The company is currently operating at a capacity utilisation rate of 70% in
Spain and France. Meanwhile, French steelmaker, Vallourec, has stopped
output at its 650ktpa Saint-Saulve EAF facility for two weeks of maintenance,
although the company notes this is not linked to a lack of demand for tubes
and pipes.
 India's state-run National Aluminium Co Ltd (NALCO) plans to build a
500,000tpa aluminium smelter and associated power plant in Indonesia's East
Kalimantan province, Indonesia's trade minister said on Tuesday.
 Codelco has cut the copper premium charged to European buyers next year
by 8% to $90 a metric ton, according to Bloomberg reports. However, this
remains above the 2010 level of $80/t. Meanwhile, Codelco's CEO, Diego
Hernandez, noted that customer orders from Asia look "quite strong" for 2012,
while clients in Europe are "cautious" on requirements.

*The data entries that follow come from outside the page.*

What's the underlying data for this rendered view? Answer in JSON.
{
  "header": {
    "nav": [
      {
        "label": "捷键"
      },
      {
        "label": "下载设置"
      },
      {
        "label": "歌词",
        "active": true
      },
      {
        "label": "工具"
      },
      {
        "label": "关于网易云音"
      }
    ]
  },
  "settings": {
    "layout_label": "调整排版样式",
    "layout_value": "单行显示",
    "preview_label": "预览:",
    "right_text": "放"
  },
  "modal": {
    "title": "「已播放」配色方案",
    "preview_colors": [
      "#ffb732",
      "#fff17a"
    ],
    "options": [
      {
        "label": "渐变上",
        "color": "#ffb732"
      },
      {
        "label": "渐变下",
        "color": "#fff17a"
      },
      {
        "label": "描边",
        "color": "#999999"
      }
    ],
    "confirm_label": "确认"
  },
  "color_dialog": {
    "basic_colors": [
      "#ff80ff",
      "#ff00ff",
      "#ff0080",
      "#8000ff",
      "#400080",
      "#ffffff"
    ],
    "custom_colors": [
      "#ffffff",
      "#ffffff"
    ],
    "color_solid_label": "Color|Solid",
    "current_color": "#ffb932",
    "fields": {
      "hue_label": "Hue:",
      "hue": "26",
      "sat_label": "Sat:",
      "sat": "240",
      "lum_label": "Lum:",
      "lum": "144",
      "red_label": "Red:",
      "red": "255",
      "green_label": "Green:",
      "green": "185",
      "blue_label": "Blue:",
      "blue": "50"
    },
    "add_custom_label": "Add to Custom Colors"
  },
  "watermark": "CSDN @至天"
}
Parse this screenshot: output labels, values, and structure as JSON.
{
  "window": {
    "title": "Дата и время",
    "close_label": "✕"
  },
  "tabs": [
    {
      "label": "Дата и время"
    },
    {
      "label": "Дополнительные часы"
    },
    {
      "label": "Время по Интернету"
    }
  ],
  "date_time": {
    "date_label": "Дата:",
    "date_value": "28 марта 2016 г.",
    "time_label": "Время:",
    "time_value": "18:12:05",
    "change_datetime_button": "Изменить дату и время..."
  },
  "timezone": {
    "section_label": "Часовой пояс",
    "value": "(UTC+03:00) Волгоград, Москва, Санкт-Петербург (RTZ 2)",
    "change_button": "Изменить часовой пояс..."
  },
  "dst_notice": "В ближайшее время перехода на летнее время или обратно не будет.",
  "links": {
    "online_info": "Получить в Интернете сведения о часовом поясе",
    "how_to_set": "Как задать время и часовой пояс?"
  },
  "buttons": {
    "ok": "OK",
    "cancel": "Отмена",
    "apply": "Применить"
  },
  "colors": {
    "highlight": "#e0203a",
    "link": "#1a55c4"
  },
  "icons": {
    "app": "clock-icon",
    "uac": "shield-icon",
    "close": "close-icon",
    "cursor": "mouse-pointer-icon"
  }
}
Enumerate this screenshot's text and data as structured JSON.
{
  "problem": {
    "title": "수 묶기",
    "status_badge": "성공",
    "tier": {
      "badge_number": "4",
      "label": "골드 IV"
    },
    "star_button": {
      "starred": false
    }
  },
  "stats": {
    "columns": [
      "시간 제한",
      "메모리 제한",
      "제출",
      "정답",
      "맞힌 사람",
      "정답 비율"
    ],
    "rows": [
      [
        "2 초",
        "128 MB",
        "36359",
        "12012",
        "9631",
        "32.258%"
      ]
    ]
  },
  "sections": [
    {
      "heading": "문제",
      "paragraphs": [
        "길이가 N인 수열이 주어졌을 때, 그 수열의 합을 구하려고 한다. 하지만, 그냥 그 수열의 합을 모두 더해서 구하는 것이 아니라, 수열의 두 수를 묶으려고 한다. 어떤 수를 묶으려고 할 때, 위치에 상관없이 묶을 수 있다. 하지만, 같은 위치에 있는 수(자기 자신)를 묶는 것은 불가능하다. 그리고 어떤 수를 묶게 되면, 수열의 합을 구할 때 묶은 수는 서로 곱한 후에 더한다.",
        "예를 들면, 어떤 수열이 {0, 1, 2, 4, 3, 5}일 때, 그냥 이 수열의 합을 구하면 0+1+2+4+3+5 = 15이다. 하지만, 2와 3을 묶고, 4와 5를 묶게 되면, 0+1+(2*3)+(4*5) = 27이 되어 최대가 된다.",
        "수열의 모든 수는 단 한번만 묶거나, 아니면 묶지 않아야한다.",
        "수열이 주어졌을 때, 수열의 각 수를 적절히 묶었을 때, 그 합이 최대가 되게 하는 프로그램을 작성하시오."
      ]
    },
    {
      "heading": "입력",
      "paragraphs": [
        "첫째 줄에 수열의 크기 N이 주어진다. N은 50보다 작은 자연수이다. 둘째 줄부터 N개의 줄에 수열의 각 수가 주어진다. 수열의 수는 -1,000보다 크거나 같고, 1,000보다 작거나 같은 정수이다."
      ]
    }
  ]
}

 Ferrous metals financial contracts continue to gain traction, with the volume of
iron ore futures contracts traded on the Singapore Mercantile Exchange
reaching 1.1 million tonnes in September, representing the second month
above 1mt levels.
 The International Copper Study Group has released its latest update following
the pre-LME meetings held in Lisbon last week. The group sees the global
market for refined copper in a 250kt deficit for 2012 (compared with
Macquarie's 177kt estimate), before moving back to balance in 2013 (in line
with Macquarie). World refined copper production was seen at 20.840 million
tonnes in 2012. Adjusted for production disruptions, world refined copper
production was seen rising by about 3.4% to 20.1 million tonnes, from 19.5
million tonnes in 2011. For 2012, world usage is expected to grow by 3.6%,
mainly supported by a growth of 6% in China, as the rest of the world is
expected to grow by only 2%, the ICSG said.